This issue has been automatically converted from the original issue lists and some formatting may not have been preserved.
Authors: Clive Feather, WG14
Date: 1993-12-03
Submitted against: C90
Status: Closed
Converted from: dr.htm, dr_090.html
Item 27 - multibyte characters in formats
Consider a locale where the characters '\xE' and '\xF' start and end an
alternate shift state (i.e., the latter reverts to the initial shift state), and
where multibyte characters whose first byte is greater than or equal to 0x80 are
two bytes long. The multibyte characters and the alternate shift state
characters are all distinct from the basic execution character set (subclause
5.2.1). What is the output generated by the following fprintf calls?
fprintf (stdout, "Test A: (%d)\n", 42); fprintf (stdout, "Test B: (\xE%d\xF)\n", 42); fprintf (stdout, "Test C: (\xE%\xF" "d)\n", 42); fprintf (stdout, "Test D: (\xCC%d)\n", 42); fprintf (stdout, "Test E: (\xE\xCC%d\xF)\n", 42); fprintf (stdout, "Test F: (\xE\xCC%\xF" "d)\n", 42);
Comment from WG14 on 1997-09-23:
The first call contains no locale-specific characters and must produce the obvious output. The remainder of this response addresses the subsequent calls.
The hypothetical locale is defined such that “the multibyte characters and the
alternate shift state characters are all distinct from the basic execution
character set.” Thus the % character in the string literal is not the same
character as the % that introduces a conversion specification (subclauses
7.9.6.1 and 7.9.6.2) because it is distinct.

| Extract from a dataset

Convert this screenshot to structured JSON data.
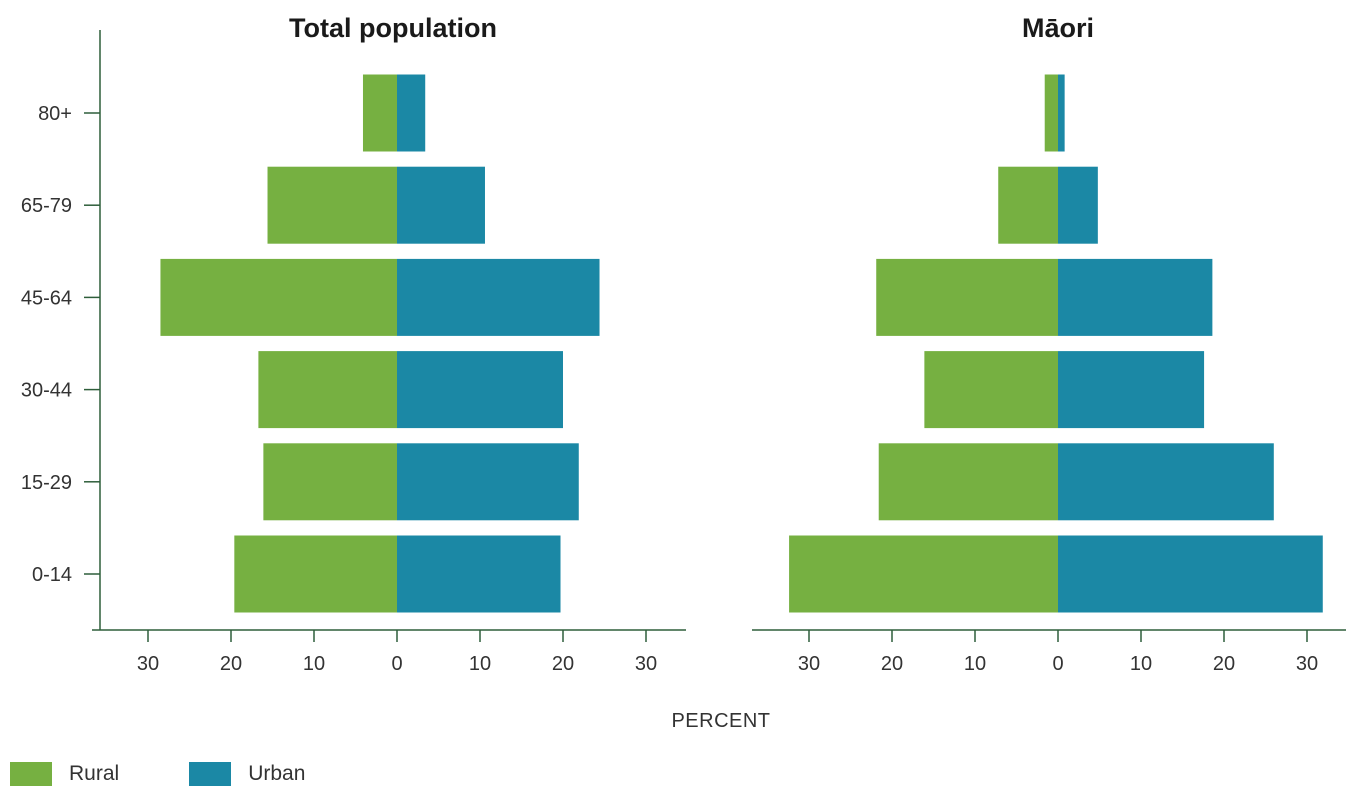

The C Standard says, “The format is composed of zero or more directives:
ordinary multibyte characters (not %), which are copied unchanged to the
output stream, ...” Therefore, the output generated by the example fprintf
calls is the format argument copied unchanged to the output stream. Note that
the third argument in each call to fprintf is not needed.